ROSEMONT, Ill. -- In a sweeping reorganization of the Ravens' front office, David Modell is attempting to operate the cash-strapped team in a more efficient, businesslike manner by appointing four group operating heads.
Modell, who was charged by his father, owner Art Modell, earlier this year with the task of running the team on a day-to-day basis, has redefined the roles of four top executives.
The four group operating heads who report to Modell are Ozzie Newsome, in charge of the football operation; Kevin Byrne, in charge of public relations and marketing; Luis Perez, in charge of finance and administration; and Chuck Cusick, in charge of facilities and grounds.
Each department head will work with a specific budget. In the past, Modell described the team's budget as "a little bit more amorphous than certainly it is now."
The Ravens are watching their spending closely because they're $185 million in debt and recently received a $65 million bridge loan from the league to prevent some of the lenders from foreclosing on the team.

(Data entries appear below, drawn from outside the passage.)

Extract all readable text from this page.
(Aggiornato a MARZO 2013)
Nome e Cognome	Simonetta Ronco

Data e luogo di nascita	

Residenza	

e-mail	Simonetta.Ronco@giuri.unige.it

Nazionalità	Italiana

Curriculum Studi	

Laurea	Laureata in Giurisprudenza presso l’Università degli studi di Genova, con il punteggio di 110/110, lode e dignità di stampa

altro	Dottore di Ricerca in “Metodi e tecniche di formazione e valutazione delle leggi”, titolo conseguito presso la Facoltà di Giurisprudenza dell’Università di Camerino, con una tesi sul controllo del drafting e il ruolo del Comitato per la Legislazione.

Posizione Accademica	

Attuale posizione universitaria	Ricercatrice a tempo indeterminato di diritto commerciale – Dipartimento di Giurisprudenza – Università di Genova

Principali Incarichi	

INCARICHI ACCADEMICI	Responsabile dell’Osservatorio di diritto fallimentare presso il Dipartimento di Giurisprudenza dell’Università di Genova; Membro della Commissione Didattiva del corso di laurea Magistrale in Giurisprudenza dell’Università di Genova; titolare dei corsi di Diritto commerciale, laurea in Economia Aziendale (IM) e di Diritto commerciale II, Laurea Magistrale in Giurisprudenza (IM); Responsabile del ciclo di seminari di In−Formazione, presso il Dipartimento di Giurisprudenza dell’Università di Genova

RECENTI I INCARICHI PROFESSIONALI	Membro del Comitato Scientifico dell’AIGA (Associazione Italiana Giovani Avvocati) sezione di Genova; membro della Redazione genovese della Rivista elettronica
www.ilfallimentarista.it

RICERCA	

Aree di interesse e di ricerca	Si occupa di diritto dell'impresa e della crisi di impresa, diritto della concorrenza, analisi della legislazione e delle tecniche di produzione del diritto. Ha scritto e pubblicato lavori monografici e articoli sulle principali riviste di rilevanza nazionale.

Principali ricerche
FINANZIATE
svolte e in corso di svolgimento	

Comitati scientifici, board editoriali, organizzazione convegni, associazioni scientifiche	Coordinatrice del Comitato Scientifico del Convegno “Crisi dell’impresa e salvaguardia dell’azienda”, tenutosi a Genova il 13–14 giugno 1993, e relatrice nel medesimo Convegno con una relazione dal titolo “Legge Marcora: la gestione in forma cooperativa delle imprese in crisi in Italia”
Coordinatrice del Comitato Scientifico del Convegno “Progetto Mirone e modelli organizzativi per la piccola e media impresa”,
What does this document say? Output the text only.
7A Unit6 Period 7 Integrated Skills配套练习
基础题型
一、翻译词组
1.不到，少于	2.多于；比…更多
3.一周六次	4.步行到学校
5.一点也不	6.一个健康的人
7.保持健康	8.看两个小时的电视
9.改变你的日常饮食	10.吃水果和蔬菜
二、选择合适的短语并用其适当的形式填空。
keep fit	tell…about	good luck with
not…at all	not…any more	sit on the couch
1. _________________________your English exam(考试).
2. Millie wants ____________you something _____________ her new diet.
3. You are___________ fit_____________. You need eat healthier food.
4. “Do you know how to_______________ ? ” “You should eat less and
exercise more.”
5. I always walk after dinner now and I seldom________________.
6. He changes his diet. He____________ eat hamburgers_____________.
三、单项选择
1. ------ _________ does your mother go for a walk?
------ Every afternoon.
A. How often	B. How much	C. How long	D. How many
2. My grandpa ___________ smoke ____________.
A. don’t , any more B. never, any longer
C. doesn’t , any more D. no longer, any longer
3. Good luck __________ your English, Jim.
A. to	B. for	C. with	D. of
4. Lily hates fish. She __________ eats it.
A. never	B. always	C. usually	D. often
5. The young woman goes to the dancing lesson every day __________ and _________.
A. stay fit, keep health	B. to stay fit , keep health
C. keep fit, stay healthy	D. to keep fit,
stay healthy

Commissioner Paul Tagliabue and the last two heads of the NFL finance committee, Bob Kraft of the New England Patriots and Tom Benson of the New Orleans Saints, met Tuesday night with both Modells before the one-day owners' meeting yesterday to review the loan.
Tagliabue, who said it was the first time the league has granted such a loan since he became commissioner a decade ago, called it a "very positive meeting," and said the Modells updated them on their search for a minority investor so they can repay the league loan.
Although the Modells said they don't have a timetable to find a minority investor, Tagliabue said it was a "year, 12-month type of arrangement."
When Tagliabue was asked what would happen if there were some snags and the Modells didn't find a minority investor in a year, he said: "We don't anticipate any snags."
Tagliabue seemed pleased with the team's current fiscal approach. "They're monitoring their own spending because of their desire to run a tight ship," he said.
As part of the reorganization, Pat Moriarty, the chief negotiator, will now report to Newsome in the football operation instead of being on the finance side.
"I think Pat previously served several masters. Now, it's very clear who he works for, who's he responsible to and what he's responsible for. He's very focused," Modell said.
In the past, it was often unclear who was in charge of what in the organization, and Byrne said: "We're moving away from a family-style-operated company to more of a business."
Byrne said that under this structure, the team would not have given Andre Rison a $5 million signing bonus in 1995. "It wouldn't be just a coach going and saying, `This is the guy who's going to put me in the Super Bowl,' " Byrne said.
Modell said he didn't want to cite any single signing.
"It isn't just one thing or another that contributed to our wanting to run our business like a business. It's just a good idea," he said.
Art Modell lauded the work his son has done in his new role. "He's brought a new structure, a new discipline [to the team]. I think he's one of the best operating heads in the league right now," Modell said.
The Ravens have shown financial discipline in their recent signings. They signed a string of veterans for the $400,000 minimum and no signing bonuses, including Webster Slaughter, Qadry Ismail and Steve Broussard.
They also signed guard Jeff Blackshear to a six-year, $15.3 million deal that only included a $2.5 million signing bonus, a modest bonus for a six-year deal.
They even signed their top draft pick, Chris McAlister, to a four-year, $6.3 million contract that was virtually the same as Duane Starks' deal last year. McAlister got a higher signing bonus -- $3.75 million to $3.1 million -- but Starks received slightly more total dollars -- $6.4 million to $6.3 million -- so it was a virtual wash.
"Pat's doing a good job," David Modell said.
When the younger Modell was asked if he was surprised at the shaky financial condition of the team when he took over, he ducked the question by saying, "Professional sports is a challenging economic environment."
He said he and his father made a joint decision to pick Deutsche Banc Alex. Brown over John Moag -- the former head of the Maryland Stadium Authority, who negotiated the deal to bring the Browns from Cleveland -- and Legg Mason as the investment banker to find a minority investor.
David Modell said: "This was not an easy decision. This isn't politics. It's business."
Art Modell said: "John Moag still remains our friend. So does Chip Mason. Sometimes you have to make a decision and go with it. The bank involvement gives you some additional sources of strength that Legg Mason, which is not in the banking business, doesn't have."
Moag declined to comment from his office in Baltimore.
One owner, who didn't want to be identified, said Art Modell told him the Ravens will make $44 million the next two years. But since the team is believed to have to pay about $20 million a year on its debt, that doesn't leave much margin for error.
David Modell declined to comment on the team's finances, saying it's a private company.
He still hopes to inherit the team from his father. "That'd be nice," he said.
When he was asked if these moves might have been made too late and the huge debt may make it difficult for him to eventually become the owner, he said, "It wasn't done too late. I can tell you right now that we're in a perfectly sound position."
NOTES: Los Angeles officials made another presentation to the owners in their bid to gain an expansion team, but the owners want more public money in the deal. If they don't get it by the Sept. 15 deadline, the NFL is ready to award Houston the 32nd team.